First nuclear DNA C-values for 28 angiosperm genera.

This paper reports first DNA C-values for 28 angiosperm genera. These include first DNA C-values for 25 families, of which 16 are monocots. Overall familial representation is 47.2 % for angiosperms, but is now much higher for monocots (75 %) and basal angiosperms (73.1 %) than for eudicots (38.7 %). Chromosome counts are reported for 22 taxa, including first records for six genera plus seven species. Unrepresented families will become increasingly enriched for monotypic taxa from obscure locations that are harder to access. Thus, completing familial representation for genome size for angiosperms may prove impossible in any short period, and progress towards this goal will become slower.

Nuclear DNA C-values in 30 species double the familial representation in pteridophytes.

Nuclear DNA C-values and genome size are important biodiversity characters with fundamental biological significance. Yet C-value data for pteridophytes, a diverse group of vascular plants with approx. 9000 extant species, remain scarce. A recent survey by Bennett and Leitch (2001, Annals of Botany 87: 335-345) found that C-values were reported for only 48 pteridophyte species. To improve phylogenetic representation in this group and to check previously reported estimates, C-values for 30 taxa in 17 families were measured using flow cytometry for all but one species. This technique proved generally applicable, but the ease with which C-value data were generated varied greatly between materials. Comparing the new data with those previously published revealed several large discrepancies. After discounting doubtful data, C-values for 62 pteridophyte species remained acceptable for analysis. The present work has increased the number of such species' C-values by 93 %, and more than doubled the number of families represented (from 10 to 21). Analysis shows that pteridophyte C-values vary approx. 450-fold, from 0-16 pg in Selaginella kraussiana to 72.7 pg in Psilotum nudum var. gasa. Superimposing C-value data onto a robust phylogeny of pteridophytes suggests some possible trends in C-value evolution and highlights areas for future work.

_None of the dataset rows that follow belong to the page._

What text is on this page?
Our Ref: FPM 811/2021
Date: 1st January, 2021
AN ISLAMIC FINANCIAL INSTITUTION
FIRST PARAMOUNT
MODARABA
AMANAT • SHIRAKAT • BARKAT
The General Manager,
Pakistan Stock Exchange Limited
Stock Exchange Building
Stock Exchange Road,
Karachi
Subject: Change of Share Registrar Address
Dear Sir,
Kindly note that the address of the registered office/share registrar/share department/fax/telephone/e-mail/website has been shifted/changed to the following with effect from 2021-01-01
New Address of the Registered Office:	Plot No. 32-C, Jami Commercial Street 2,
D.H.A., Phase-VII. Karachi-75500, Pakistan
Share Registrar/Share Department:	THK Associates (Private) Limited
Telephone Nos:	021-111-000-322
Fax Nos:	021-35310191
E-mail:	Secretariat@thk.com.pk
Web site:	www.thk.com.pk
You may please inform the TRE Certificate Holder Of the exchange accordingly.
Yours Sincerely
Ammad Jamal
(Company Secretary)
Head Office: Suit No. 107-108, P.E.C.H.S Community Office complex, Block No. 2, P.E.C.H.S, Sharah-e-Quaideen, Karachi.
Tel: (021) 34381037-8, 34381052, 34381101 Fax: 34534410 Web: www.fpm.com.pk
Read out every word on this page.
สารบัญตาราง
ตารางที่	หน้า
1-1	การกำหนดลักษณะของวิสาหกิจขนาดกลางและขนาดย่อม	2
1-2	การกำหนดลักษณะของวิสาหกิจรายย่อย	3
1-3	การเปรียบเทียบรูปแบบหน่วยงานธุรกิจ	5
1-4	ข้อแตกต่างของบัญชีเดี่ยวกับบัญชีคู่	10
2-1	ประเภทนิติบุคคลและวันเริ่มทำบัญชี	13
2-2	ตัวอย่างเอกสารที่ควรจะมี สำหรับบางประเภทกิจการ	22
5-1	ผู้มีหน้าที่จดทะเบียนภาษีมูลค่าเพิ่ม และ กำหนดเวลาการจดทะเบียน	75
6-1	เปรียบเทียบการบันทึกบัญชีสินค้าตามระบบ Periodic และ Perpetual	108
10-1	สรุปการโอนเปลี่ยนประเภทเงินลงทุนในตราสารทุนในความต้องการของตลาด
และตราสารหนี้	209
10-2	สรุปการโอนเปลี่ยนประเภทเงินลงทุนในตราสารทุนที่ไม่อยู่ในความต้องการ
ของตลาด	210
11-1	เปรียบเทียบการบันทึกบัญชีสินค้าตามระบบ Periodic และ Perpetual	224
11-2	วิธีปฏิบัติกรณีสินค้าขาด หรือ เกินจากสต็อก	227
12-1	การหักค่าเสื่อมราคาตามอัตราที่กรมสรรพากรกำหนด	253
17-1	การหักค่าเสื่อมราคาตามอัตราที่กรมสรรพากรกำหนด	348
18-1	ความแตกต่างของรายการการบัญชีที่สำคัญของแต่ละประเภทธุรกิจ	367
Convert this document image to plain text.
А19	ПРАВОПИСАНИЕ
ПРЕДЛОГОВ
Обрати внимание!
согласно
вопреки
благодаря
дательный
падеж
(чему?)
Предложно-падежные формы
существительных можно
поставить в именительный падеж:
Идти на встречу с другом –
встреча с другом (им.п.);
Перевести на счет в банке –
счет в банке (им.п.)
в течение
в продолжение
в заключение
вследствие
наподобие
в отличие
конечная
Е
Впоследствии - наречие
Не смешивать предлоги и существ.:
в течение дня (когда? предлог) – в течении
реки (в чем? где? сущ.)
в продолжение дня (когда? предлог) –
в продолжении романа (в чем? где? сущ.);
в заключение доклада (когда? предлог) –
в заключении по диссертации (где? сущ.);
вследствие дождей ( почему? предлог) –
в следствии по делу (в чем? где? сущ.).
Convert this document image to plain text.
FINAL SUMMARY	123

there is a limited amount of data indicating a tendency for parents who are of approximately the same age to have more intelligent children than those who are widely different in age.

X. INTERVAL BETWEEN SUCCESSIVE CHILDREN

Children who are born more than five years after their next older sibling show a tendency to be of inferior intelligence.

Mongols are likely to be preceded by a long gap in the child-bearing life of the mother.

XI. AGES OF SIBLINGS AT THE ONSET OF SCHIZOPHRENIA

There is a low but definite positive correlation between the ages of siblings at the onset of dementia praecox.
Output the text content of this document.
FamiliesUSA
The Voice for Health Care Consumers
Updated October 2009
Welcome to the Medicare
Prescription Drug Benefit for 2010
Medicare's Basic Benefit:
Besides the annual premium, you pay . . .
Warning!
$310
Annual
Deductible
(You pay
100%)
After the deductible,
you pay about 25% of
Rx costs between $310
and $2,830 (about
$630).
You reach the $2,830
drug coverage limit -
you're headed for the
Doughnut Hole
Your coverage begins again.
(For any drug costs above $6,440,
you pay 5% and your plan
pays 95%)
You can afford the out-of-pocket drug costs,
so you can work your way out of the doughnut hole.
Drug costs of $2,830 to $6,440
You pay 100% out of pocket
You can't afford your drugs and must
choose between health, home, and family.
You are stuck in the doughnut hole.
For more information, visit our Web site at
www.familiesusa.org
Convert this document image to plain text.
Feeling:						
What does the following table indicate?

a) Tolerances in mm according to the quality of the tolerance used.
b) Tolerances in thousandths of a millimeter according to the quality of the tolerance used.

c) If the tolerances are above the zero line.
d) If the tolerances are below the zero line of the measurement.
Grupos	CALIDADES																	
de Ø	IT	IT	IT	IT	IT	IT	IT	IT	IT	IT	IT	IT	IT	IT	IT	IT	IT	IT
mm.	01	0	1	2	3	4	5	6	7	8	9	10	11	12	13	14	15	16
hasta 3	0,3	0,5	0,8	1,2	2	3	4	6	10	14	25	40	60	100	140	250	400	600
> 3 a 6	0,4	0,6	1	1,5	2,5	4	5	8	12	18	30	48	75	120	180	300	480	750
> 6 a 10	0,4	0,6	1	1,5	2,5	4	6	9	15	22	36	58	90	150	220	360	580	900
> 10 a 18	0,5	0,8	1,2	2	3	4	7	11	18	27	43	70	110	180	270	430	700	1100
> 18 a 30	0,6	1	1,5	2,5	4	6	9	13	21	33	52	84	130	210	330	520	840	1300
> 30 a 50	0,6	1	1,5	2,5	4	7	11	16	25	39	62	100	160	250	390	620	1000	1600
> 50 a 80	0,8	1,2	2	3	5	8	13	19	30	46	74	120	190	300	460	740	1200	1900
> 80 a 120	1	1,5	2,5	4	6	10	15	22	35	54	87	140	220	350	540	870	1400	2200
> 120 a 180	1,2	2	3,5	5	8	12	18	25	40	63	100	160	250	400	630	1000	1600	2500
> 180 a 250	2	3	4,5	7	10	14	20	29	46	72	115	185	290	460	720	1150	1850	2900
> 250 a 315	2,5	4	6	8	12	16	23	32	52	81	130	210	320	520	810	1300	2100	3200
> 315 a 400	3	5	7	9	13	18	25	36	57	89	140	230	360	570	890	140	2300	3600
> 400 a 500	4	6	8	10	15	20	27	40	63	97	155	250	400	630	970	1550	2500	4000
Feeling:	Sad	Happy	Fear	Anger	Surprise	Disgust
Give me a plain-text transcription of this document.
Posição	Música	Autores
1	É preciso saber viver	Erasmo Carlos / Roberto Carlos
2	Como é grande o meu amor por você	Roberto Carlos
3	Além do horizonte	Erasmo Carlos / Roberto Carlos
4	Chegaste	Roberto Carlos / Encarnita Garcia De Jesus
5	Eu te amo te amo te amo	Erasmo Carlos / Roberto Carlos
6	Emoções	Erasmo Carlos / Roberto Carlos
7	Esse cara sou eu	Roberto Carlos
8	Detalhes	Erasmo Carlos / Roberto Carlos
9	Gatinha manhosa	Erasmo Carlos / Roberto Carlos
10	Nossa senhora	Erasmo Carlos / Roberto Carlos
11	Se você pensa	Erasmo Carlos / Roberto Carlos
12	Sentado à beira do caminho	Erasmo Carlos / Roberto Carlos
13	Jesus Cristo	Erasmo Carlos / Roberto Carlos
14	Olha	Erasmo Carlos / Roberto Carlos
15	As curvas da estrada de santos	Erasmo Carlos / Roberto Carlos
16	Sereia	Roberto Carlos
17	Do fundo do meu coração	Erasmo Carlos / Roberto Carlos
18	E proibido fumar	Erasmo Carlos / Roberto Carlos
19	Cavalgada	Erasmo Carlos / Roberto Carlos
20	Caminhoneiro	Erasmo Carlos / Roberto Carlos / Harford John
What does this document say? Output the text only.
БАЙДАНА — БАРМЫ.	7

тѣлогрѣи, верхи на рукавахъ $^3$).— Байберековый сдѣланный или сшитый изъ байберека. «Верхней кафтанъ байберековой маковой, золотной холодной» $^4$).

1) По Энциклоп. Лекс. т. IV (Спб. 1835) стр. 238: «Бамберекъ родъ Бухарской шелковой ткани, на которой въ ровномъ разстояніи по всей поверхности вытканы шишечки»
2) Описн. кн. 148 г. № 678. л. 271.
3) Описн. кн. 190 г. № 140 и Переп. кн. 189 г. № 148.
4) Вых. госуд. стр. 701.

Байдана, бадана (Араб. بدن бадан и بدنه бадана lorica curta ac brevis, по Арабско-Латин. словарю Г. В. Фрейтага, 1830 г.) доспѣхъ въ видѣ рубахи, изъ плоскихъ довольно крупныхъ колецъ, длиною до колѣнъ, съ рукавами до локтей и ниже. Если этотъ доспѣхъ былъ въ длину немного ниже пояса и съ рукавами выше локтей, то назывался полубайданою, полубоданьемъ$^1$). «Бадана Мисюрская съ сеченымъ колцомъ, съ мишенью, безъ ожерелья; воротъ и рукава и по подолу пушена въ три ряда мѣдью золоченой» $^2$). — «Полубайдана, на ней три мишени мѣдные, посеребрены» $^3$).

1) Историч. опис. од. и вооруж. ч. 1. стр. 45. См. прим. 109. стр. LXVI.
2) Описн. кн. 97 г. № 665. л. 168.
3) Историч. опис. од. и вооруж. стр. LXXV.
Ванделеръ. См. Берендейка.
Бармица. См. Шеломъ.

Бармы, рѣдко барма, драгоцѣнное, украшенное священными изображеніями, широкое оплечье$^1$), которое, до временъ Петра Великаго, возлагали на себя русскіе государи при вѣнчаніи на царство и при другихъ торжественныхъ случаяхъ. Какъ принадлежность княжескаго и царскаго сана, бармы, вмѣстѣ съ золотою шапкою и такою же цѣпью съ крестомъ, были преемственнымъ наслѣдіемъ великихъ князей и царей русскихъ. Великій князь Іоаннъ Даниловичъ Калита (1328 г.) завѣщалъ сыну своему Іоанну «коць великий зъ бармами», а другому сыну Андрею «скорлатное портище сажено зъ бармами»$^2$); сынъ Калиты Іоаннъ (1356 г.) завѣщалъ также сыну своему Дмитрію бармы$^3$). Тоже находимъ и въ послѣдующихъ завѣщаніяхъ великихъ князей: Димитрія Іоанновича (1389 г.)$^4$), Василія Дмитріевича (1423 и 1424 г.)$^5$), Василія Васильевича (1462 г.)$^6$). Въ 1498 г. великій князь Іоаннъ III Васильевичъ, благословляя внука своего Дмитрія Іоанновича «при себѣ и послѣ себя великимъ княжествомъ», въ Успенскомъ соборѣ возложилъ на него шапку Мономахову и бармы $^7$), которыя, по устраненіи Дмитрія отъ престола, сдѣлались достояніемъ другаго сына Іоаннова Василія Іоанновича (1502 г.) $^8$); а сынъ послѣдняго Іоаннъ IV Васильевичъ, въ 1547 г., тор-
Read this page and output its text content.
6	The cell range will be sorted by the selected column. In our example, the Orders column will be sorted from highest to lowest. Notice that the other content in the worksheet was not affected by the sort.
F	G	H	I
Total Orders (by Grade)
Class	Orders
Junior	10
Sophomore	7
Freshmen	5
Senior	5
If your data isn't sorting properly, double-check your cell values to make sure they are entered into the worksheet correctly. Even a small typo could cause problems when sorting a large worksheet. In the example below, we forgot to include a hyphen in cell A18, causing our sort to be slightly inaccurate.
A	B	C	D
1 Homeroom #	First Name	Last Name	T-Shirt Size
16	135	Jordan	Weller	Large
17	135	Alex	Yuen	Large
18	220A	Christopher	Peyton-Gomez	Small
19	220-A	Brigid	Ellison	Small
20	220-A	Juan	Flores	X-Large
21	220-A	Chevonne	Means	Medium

First Nuclear DNA C-values for 25 Angiosperm Families.

DNA amount is a widely used biodiversity character. As known DNA C-values represent the global angiosperm flora poorly, better coverage of taxonomic groups is needed, including at the familial level. A workshop, sponsored by Annals of Botany , was held at the Royal Botanic Gardens, Kew in 1997. Its key aim was to identify major gaps in our knowledge of plant DNA C-values and recommend targets for new work to fill them by international collaboration. In 1997 C-values were known for approx. 150 families, meaning there was no estimate for most angiosperm families (approx 68%). The workshop recommended a goal of complete familial representation by 2002, as a main target for angiosperms. Bennett et al . ( Annals of Botany86 : 859-909, 2000) presented a fifth supplementary list of angiosperm C-values from 70 original sources which included first C-values for 691 species. Only 12 (1.7%) of these were first C-values for unrepresented families, so the need to improve familial representation was substantially unmet. We began new work to address this in September 1999, and now report first DNA C-values for 25 angiosperm families. Such targeting seems essential to achieve the goal of familial coverage set by the 1997 workshop within 5 years. 4C values range from 0.67 pg (similar to Arabidopsis thaliana ) in Amoreuxia wrightii (Cochlospermaceae) to 7.49 pg in Deutzia prunifolia (Hydrangeaceae). These data support the view that ancestral angiosperms almost certainly had small genomes (defined as 1C ⩽ 3.5 pg). Chromosome counts are reported for 19 taxa, including first records for three genera plus four species.